L’ordonnance renvoie également Pierre Ricot Odney, ministre de tutelle de la CAS, par devant le tribunal criminel siégeant sans assistance de jury pour abus de fonction conformément à l’article 5.5 de la loi du 12 mars 2014 portant prévention et répression de la corruption et pour complicité des infractions reprochées à Edwine Tonton.
Cependant, l’ordonnance fait une exception dans le cas du ministre des affaires sociales.
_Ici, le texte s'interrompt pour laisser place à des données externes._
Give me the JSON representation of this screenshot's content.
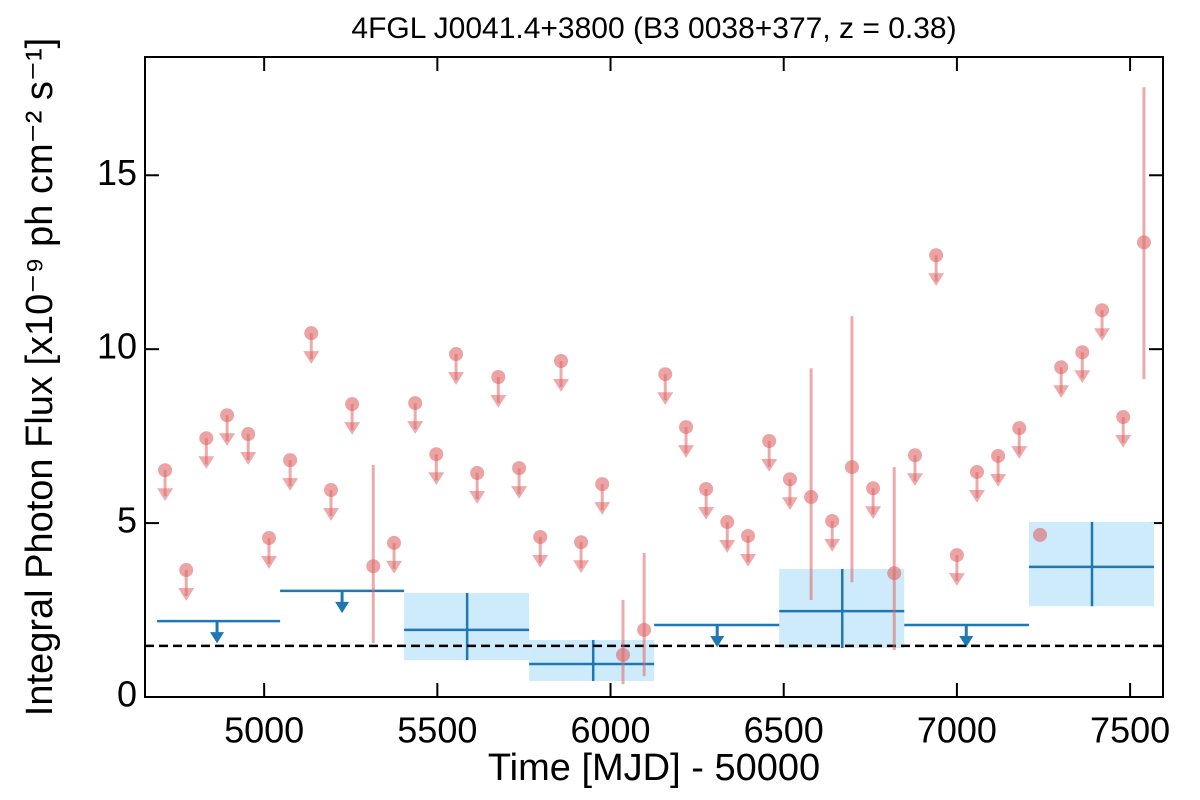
{
  "chart_data": {
    "type": "lightcurve",
    "title": "4FGL J0041.4+3800 (B3 0038+377, z = 0.38)",
    "xlabel": "Time [MJD] - 50000",
    "ylabel": "Integral Photon Flux [x10⁻⁹ ph cm⁻² s⁻¹]",
    "xlim": [
      4656,
      7595
    ],
    "ylim": [
      0,
      18.4
    ],
    "xticks": [
      5000,
      5500,
      6000,
      6500,
      7000,
      7500
    ],
    "yticks": [
      0,
      5,
      10,
      15
    ],
    "hline": 1.47,
    "series": [
      {
        "color": "#e06666",
        "x": [
          4714,
          4775,
          4833,
          4893,
          4954,
          5014,
          5075,
          5136,
          5193,
          5254,
          5315,
          5375,
          5436,
          5497,
          5554,
          5615,
          5676,
          5736,
          5797,
          5857,
          5915,
          5976,
          6036,
          6097,
          6158,
          6218,
          6276,
          6337,
          6397,
          6458,
          6518,
          6579,
          6640,
          6697,
          6758,
          6819,
          6879,
          6940,
          7000,
          7058,
          7119,
          7180,
          7240,
          7301,
          7362,
          7419,
          7480,
          7540
        ],
        "values": [
          6.52,
          3.65,
          7.44,
          8.1,
          7.56,
          4.57,
          6.81,
          10.46,
          5.95,
          8.42,
          3.76,
          4.43,
          8.45,
          6.98,
          9.86,
          6.44,
          9.2,
          6.58,
          4.6,
          9.66,
          4.45,
          6.12,
          1.21,
          1.93,
          9.28,
          7.76,
          5.98,
          5.03,
          4.63,
          7.36,
          6.26,
          5.75,
          5.06,
          6.61,
          6.0,
          3.56,
          6.95,
          12.7,
          4.08,
          6.47,
          6.93,
          7.73,
          4.66,
          9.48,
          9.91,
          11.12,
          8.05,
          13.07
        ],
        "err_low": [
          null,
          null,
          null,
          null,
          null,
          null,
          null,
          null,
          null,
          null,
          1.55,
          null,
          null,
          null,
          null,
          null,
          null,
          null,
          null,
          null,
          null,
          null,
          0.37,
          0.6,
          null,
          null,
          null,
          null,
          null,
          null,
          null,
          2.79,
          null,
          3.3,
          null,
          1.35,
          null,
          null,
          null,
          null,
          null,
          null,
          null,
          null,
          null,
          null,
          null,
          9.14
        ],
        "err_high": [
          null,
          null,
          null,
          null,
          null,
          null,
          null,
          null,
          null,
          null,
          6.67,
          null,
          null,
          null,
          null,
          null,
          null,
          null,
          null,
          null,
          null,
          null,
          2.79,
          4.14,
          null,
          null,
          null,
          null,
          null,
          null,
          null,
          9.45,
          null,
          10.95,
          null,
          6.61,
          null,
          null,
          null,
          null,
          null,
          null,
          null,
          null,
          null,
          null,
          null,
          17.53
        ],
        "upper_limit": [
          true,
          true,
          true,
          true,
          true,
          true,
          true,
          true,
          true,
          true,
          false,
          true,
          true,
          true,
          true,
          true,
          true,
          true,
          true,
          true,
          true,
          true,
          false,
          false,
          true,
          true,
          true,
          true,
          true,
          true,
          true,
          false,
          true,
          false,
          true,
          false,
          true,
          true,
          true,
          true,
          true,
          true,
          false,
          true,
          true,
          true,
          true,
          false
        ]
      },
      {
        "color": "#1f77b4",
        "band_color": "#cdebfa",
        "x": [
          4864,
          5225,
          5586,
          5950,
          6308,
          6669,
          7027,
          7390
        ],
        "x_start": [
          4691,
          5046,
          5404,
          5765,
          6126,
          6487,
          6848,
          7208
        ],
        "x_end": [
          5046,
          5404,
          5765,
          6126,
          6487,
          6848,
          7208,
          7569
        ],
        "values": [
          2.18,
          3.05,
          1.93,
          0.95,
          2.07,
          2.47,
          2.07,
          3.74
        ],
        "err_low": [
          null,
          null,
          1.06,
          0.46,
          null,
          1.41,
          null,
          2.61
        ],
        "err_high": [
          null,
          null,
          2.99,
          1.64,
          null,
          3.68,
          null,
          5.03
        ],
        "upper_limit": [
          true,
          true,
          false,
          false,
          true,
          false,
          true,
          false
        ]
      }
    ]
  }
}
Elle demande que tous les inculpés à l’exception de Pierre Ricot Odney soient pris de corps et enfermés.
Le document fait état d’un réseau de faussaires au niveau de l’institution spécialisé dans la fabrication de faux documents pour faire émettre plus de sept mille chèques en plus du nombre qui aurait dû être émis tandis que le ministre n’a jamais reçu aucun rapport et n’en a pas aussi exigé que la direction de la caisse d’assistance sociale lui en dresse un concernant les chèques non réclamés et qui sont encore à la CAS.
Edwine Tonton a déclaré au cabinet d’instruction que ‘‘toutes les décisions prises à la CAS sont approuvées par son ministre de tutelle à qui, elle ne fait pas de rapport écrit mais qui l’autorise à agir à partir des appels téléphoniques.’’
« Pierre Ricot Odney se devait, de par sa fonction, de veiller au respect des principes de la bonne gouvernance au niveau de la CAS, selon l’enquête, ajoutant qu’en autorisant la directrice de la CAS par téléphone à multiplier des actes de corruption au sein de la boite, le ministre s’est abstenu d’accomplir un acte de sa fonction en violation du décret portant Organisation de l’Administration Centrale de l’Etat et de la loi organique du ministère des affaires sociales; Qu’il se rend aussi complice des faits reprochés à Edwine Tonton. »
Le fait de s’abstenir d’accomplir, dans l’exercice de ses fonctions, un acte en violation des lois afin d’obtenir un avantage pour soi-même ou pour une autre personne ou entité est qualifié par la loi d’abus de fonction.
‘‘Odney a été cité comme témoin pour répondre aux questions du juge d’instruction et clarifier les faits mis à sa charge par l’inculpée Edwine Tonton, mais il choisit délibérément de ne pas se présenter au cabinet du juge’’, apprend-t-on.
Quant à Rosemila Petit-Frère Sainvil, Rosemila Petit-Frère, une amie très proche de l’inculpée Edwine Tonton, elle a été citée, plusieurs fois, à titre de témoin par le commissaire du gouvernement à comparaitre au cabinet d’instruction pour être entendu et ne s’est pas présentée pour cause de santé précaire, selon les différentes requêtes adressées au cabinet d’instruction par le cabinet Delcy et associés.
Selon le document, dans sa dernière requête Rosemilla Petit Frère a informé le cabinet d’instruction qu’elle a dû voyager pour avoir accès à de meilleurs soins de santé vu l’aggravation de son cas.
Une ordonnance a été signifiée au directeur du service de l’immigration et de l’émigration aux fins d’acheminer au cabinet d’instruction la liste des voyages contenant les entrées et sorties de Rosemilla Petit Frère Sainvil et aucune suite n’est donnée à l’ordonnance, souligne le document.
Selon l’enquête, le commissaire du gouvernement est informé du refus du service de l’immigration et de l’émigration de collaborer avec le cabinet d’instruction.
De même, le juge d’instruction a dans une ordonnance adressée à l’Unité Centrale de Renseignements Financiers (UCREF), exigé une enquête sur les avoirs de madame Rosemilla Petit-Frère Sainvil, la reponse se fait toujours attendre.